Ceremonies for Purple Heart recipients are held as the medals are approved. Yesterday's awards represented the 20th and 21st for Marine Corps Base Hawai'i, with more to come.

For Fincham, near miracles abounded on that day in November during what is now the legendary Battle of Fallujah. Either grenade that went off could have killed him.

"Their grenades are nothing like our grenades, thank God," said Fincham, a single Marine from Virginia Beach, Va. "If they were, we'd all be dead. He (Battle) wouldn't be standing here. I wouldn't be standing here."

Fincham previously had seen armor-piercing 7.62 mm rounds — the kind that hit him in the hip — penetrate two ceramic plates of body armor. Doctors told him the bullet lodged 2 millimeters from his femoral artery.

Gen. John Abizaid, commander of U.S. Central Command in the Middle East, said the Battle of Fallujah "will go down (in history) with the great battles of the United States Marine Corps."
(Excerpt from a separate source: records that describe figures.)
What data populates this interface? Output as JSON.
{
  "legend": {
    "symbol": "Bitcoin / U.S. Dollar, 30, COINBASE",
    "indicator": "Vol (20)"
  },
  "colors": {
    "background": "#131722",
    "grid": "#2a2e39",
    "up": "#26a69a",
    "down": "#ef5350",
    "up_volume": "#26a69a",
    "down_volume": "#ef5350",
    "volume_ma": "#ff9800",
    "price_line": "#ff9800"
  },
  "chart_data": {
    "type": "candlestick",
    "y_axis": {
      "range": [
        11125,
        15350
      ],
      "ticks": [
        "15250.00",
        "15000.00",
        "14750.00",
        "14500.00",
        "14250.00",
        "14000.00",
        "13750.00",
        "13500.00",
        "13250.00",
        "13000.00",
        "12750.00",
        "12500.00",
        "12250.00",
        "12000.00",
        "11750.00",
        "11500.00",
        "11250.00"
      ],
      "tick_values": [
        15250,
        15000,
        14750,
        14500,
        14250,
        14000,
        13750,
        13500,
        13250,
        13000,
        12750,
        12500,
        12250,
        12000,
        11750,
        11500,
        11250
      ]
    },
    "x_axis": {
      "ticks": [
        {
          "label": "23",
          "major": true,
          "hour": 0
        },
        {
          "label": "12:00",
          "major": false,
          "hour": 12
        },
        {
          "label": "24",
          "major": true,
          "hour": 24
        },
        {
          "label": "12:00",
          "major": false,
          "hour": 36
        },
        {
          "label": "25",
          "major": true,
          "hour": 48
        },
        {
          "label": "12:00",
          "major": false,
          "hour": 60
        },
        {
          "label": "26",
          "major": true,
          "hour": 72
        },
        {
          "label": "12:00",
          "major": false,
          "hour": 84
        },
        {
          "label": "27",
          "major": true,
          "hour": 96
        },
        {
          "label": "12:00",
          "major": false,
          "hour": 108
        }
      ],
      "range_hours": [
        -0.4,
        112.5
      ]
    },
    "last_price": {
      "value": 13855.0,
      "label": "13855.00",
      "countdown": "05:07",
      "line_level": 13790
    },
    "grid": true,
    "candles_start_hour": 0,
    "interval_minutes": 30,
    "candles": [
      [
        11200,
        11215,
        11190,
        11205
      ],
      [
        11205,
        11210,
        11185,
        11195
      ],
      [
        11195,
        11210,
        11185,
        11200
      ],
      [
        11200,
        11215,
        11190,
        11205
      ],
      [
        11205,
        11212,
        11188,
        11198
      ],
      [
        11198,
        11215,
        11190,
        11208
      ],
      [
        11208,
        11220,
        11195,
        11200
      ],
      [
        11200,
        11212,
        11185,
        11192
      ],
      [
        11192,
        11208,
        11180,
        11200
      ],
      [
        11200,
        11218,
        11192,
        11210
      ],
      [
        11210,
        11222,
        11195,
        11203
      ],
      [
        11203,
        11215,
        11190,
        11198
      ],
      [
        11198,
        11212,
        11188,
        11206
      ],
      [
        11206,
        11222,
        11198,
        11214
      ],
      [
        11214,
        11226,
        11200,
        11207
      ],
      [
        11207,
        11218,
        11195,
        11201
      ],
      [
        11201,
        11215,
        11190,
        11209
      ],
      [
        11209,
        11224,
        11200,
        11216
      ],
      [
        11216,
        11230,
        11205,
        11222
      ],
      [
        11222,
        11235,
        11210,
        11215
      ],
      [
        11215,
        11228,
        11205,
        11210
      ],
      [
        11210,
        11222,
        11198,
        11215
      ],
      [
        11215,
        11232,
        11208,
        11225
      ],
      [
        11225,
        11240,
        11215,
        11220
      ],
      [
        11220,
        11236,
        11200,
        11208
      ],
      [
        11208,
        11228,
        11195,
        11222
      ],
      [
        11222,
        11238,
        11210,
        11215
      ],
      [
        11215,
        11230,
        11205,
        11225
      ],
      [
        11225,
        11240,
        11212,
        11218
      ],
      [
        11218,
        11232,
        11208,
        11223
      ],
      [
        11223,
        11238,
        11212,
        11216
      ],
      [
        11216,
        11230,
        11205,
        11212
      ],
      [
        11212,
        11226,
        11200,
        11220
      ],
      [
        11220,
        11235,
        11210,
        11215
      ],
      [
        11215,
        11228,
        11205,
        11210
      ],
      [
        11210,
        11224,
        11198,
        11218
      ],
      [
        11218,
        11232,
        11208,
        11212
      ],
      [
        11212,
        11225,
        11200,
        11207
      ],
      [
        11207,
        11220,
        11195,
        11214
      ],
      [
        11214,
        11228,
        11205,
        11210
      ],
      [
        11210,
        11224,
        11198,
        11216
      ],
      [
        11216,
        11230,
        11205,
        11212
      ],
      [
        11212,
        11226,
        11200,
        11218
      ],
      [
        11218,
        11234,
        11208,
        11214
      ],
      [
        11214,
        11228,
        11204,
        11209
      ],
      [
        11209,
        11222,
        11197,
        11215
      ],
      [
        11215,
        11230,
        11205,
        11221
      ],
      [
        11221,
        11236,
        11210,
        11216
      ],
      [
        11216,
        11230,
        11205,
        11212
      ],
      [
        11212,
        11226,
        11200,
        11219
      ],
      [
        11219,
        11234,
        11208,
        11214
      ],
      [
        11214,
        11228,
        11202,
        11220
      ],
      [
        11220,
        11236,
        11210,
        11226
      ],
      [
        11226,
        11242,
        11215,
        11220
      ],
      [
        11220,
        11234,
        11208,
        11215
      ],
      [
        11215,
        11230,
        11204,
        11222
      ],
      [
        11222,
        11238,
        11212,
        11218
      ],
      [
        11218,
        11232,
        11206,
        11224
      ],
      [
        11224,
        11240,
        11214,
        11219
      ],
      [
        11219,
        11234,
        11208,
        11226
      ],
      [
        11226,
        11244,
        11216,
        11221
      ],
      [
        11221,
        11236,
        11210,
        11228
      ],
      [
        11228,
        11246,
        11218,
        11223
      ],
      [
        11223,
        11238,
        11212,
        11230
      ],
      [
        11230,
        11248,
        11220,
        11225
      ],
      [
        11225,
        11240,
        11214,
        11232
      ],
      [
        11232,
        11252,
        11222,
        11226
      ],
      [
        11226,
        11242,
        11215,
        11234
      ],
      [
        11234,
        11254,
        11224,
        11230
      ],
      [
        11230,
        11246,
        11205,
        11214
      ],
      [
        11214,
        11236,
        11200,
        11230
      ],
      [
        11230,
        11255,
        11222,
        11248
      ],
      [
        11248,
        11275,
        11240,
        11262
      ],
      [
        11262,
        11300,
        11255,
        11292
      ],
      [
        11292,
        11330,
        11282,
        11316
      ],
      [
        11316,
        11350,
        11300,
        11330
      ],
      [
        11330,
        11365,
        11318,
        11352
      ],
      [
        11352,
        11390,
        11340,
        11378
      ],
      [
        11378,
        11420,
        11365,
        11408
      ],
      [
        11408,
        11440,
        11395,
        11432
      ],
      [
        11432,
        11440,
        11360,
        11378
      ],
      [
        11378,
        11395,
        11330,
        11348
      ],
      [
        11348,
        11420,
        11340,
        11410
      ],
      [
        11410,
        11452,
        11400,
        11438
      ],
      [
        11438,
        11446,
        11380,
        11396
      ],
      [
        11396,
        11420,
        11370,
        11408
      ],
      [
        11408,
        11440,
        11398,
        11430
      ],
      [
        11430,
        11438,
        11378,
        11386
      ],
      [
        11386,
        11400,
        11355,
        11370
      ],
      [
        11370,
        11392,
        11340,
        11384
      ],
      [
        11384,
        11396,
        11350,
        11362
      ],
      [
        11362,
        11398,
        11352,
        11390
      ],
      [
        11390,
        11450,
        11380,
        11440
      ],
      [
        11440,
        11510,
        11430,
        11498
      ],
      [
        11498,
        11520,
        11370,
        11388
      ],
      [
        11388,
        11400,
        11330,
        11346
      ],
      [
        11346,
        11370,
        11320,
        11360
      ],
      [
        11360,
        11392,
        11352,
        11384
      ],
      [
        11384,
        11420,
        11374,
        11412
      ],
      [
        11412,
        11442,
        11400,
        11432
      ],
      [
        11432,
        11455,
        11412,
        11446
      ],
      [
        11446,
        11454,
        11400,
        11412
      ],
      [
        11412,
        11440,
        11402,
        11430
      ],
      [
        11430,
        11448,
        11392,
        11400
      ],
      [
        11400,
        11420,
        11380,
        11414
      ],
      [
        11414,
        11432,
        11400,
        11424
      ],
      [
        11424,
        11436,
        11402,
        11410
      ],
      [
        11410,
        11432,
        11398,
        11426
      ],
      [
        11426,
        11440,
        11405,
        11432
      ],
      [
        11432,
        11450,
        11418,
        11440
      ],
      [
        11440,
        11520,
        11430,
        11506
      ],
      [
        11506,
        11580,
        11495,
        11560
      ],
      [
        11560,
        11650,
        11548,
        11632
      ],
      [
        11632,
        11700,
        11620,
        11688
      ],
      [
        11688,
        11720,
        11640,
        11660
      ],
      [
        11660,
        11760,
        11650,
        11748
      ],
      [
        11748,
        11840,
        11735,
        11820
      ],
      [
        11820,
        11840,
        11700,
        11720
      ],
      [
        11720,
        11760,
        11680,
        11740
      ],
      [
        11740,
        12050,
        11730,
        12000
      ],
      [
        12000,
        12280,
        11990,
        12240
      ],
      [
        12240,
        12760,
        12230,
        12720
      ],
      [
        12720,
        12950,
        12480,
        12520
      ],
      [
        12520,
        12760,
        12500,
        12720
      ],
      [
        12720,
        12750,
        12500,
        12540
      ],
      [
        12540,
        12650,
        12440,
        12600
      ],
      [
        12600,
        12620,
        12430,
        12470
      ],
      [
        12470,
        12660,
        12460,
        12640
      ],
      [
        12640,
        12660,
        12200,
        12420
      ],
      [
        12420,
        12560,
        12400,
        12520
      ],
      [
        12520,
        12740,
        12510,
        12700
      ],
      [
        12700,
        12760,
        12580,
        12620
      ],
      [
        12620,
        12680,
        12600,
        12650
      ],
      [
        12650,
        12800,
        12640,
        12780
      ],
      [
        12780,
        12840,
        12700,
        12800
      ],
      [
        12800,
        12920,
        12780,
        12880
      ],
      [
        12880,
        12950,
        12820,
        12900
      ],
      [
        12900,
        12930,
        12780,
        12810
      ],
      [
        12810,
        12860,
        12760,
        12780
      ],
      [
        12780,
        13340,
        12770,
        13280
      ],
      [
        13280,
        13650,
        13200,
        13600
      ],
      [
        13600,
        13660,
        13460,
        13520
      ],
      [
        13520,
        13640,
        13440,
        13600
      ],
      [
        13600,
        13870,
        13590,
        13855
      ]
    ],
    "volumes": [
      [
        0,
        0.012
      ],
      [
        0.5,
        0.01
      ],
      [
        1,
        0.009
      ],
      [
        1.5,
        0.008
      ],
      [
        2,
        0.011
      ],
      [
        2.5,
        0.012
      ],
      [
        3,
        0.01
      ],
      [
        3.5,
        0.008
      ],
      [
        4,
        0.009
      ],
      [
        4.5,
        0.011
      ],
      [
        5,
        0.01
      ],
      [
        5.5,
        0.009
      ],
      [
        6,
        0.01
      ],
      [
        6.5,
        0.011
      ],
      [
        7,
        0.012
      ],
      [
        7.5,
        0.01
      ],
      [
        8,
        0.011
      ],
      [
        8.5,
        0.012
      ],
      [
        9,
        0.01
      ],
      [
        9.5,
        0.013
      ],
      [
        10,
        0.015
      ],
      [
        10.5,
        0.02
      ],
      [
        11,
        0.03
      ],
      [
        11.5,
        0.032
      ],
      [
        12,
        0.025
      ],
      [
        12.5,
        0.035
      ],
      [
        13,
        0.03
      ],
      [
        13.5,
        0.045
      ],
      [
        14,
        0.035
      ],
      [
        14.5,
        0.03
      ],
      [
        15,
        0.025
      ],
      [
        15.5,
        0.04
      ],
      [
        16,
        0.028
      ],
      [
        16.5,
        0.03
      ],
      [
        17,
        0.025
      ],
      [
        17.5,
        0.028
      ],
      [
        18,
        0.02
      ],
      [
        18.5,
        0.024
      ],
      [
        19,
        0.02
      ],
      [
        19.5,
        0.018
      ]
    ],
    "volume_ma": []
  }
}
The Pentagon said 71 U.S. soldiers and Marines were killed and 450 were wounded in Fallujah during the several-week offensive that began Nov. 8. Eleven Hawai'i Marines in addition to those who died in the suicide car bombing and helicopter crash were killed in Iraq — most in Fallujah.

Hollywood has a movie planned about the battle that could star Harrison Ford, Agence France Presse reported.
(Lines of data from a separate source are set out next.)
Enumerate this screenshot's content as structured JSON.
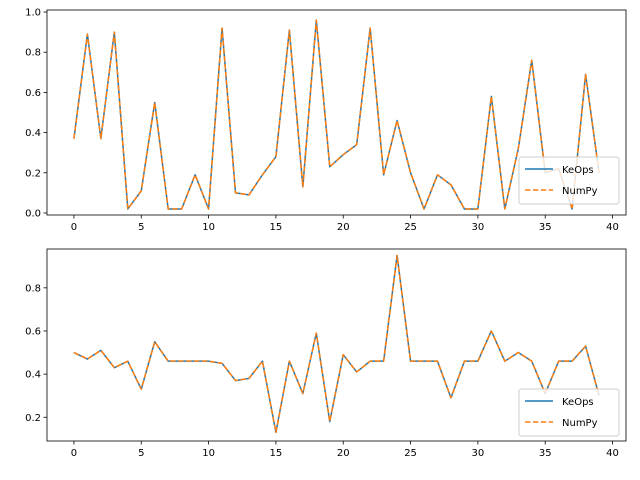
{
  "chart_data": [
    {
      "type": "line",
      "xlim": [
        -2,
        41
      ],
      "ylim": [
        -0.01,
        1.01
      ],
      "xticks": [
        0,
        5,
        10,
        15,
        20,
        25,
        30,
        35,
        40
      ],
      "yticks": [
        0.0,
        0.2,
        0.4,
        0.6,
        0.8,
        1.0
      ],
      "xtick_labels": [
        "0",
        "5",
        "10",
        "15",
        "20",
        "25",
        "30",
        "35",
        "40"
      ],
      "ytick_labels": [
        "0.0",
        "0.2",
        "0.4",
        "0.6",
        "0.8",
        "1.0"
      ],
      "legend_placement": "lower-right",
      "x": [
        0,
        1,
        2,
        3,
        4,
        5,
        6,
        7,
        8,
        9,
        10,
        11,
        12,
        13,
        14,
        15,
        16,
        17,
        18,
        19,
        20,
        21,
        22,
        23,
        24,
        25,
        26,
        27,
        28,
        29,
        30,
        31,
        32,
        33,
        34,
        35,
        36,
        37,
        38,
        39
      ],
      "series": [
        {
          "name": "KeOps",
          "color": "#1f77b4",
          "style": "solid",
          "values": [
            0.37,
            0.89,
            0.37,
            0.9,
            0.02,
            0.11,
            0.55,
            0.02,
            0.02,
            0.19,
            0.02,
            0.92,
            0.1,
            0.09,
            0.19,
            0.28,
            0.91,
            0.13,
            0.96,
            0.23,
            0.29,
            0.34,
            0.92,
            0.19,
            0.46,
            0.2,
            0.02,
            0.19,
            0.14,
            0.02,
            0.02,
            0.58,
            0.02,
            0.32,
            0.76,
            0.2,
            0.22,
            0.02,
            0.69,
            0.2
          ]
        },
        {
          "name": "NumPy",
          "color": "#ff7f0e",
          "style": "dashed",
          "values": [
            0.37,
            0.89,
            0.37,
            0.9,
            0.02,
            0.11,
            0.55,
            0.02,
            0.02,
            0.19,
            0.02,
            0.92,
            0.1,
            0.09,
            0.19,
            0.28,
            0.91,
            0.13,
            0.96,
            0.23,
            0.29,
            0.34,
            0.92,
            0.19,
            0.46,
            0.2,
            0.02,
            0.19,
            0.14,
            0.02,
            0.02,
            0.58,
            0.02,
            0.32,
            0.76,
            0.2,
            0.22,
            0.02,
            0.69,
            0.2
          ]
        }
      ]
    },
    {
      "type": "line",
      "xlim": [
        -2,
        41
      ],
      "ylim": [
        0.09,
        0.98
      ],
      "xticks": [
        0,
        5,
        10,
        15,
        20,
        25,
        30,
        35,
        40
      ],
      "yticks": [
        0.2,
        0.4,
        0.6,
        0.8
      ],
      "xtick_labels": [
        "0",
        "5",
        "10",
        "15",
        "20",
        "25",
        "30",
        "35",
        "40"
      ],
      "ytick_labels": [
        "0.2",
        "0.4",
        "0.6",
        "0.8"
      ],
      "legend_placement": "lower-right",
      "x": [
        0,
        1,
        2,
        3,
        4,
        5,
        6,
        7,
        8,
        9,
        10,
        11,
        12,
        13,
        14,
        15,
        16,
        17,
        18,
        19,
        20,
        21,
        22,
        23,
        24,
        25,
        26,
        27,
        28,
        29,
        30,
        31,
        32,
        33,
        34,
        35,
        36,
        37,
        38,
        39
      ],
      "series": [
        {
          "name": "KeOps",
          "color": "#1f77b4",
          "style": "solid",
          "values": [
            0.5,
            0.47,
            0.51,
            0.43,
            0.46,
            0.33,
            0.55,
            0.46,
            0.46,
            0.46,
            0.46,
            0.45,
            0.37,
            0.38,
            0.46,
            0.13,
            0.46,
            0.31,
            0.59,
            0.18,
            0.49,
            0.41,
            0.46,
            0.46,
            0.95,
            0.46,
            0.46,
            0.46,
            0.29,
            0.46,
            0.46,
            0.6,
            0.46,
            0.5,
            0.46,
            0.31,
            0.46,
            0.46,
            0.53,
            0.3
          ]
        },
        {
          "name": "NumPy",
          "color": "#ff7f0e",
          "style": "dashed",
          "values": [
            0.5,
            0.47,
            0.51,
            0.43,
            0.46,
            0.33,
            0.55,
            0.46,
            0.46,
            0.46,
            0.46,
            0.45,
            0.37,
            0.38,
            0.46,
            0.13,
            0.46,
            0.31,
            0.59,
            0.18,
            0.49,
            0.41,
            0.46,
            0.46,
            0.95,
            0.46,
            0.46,
            0.46,
            0.29,
            0.46,
            0.46,
            0.6,
            0.46,
            0.5,
            0.46,
            0.31,
            0.46,
            0.46,
            0.53,
            0.3
          ]
        }
      ]
    }
  ]
}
Battle, 20, from Montclair, Calif., has his own movie-like tale. The Marine was shot twice in the leg and was wounded in his left hand. He lost his ring finger when he told medical personnel he didn't want his wedding ring cut off.

"The thing was, when they took off the ring, they damaged (my finger)," he said. That meant the finger had to go. During the procedure, the ring was misplaced. "So I'm hoping that somebody from our platoon knows and grabbed it," Battle said.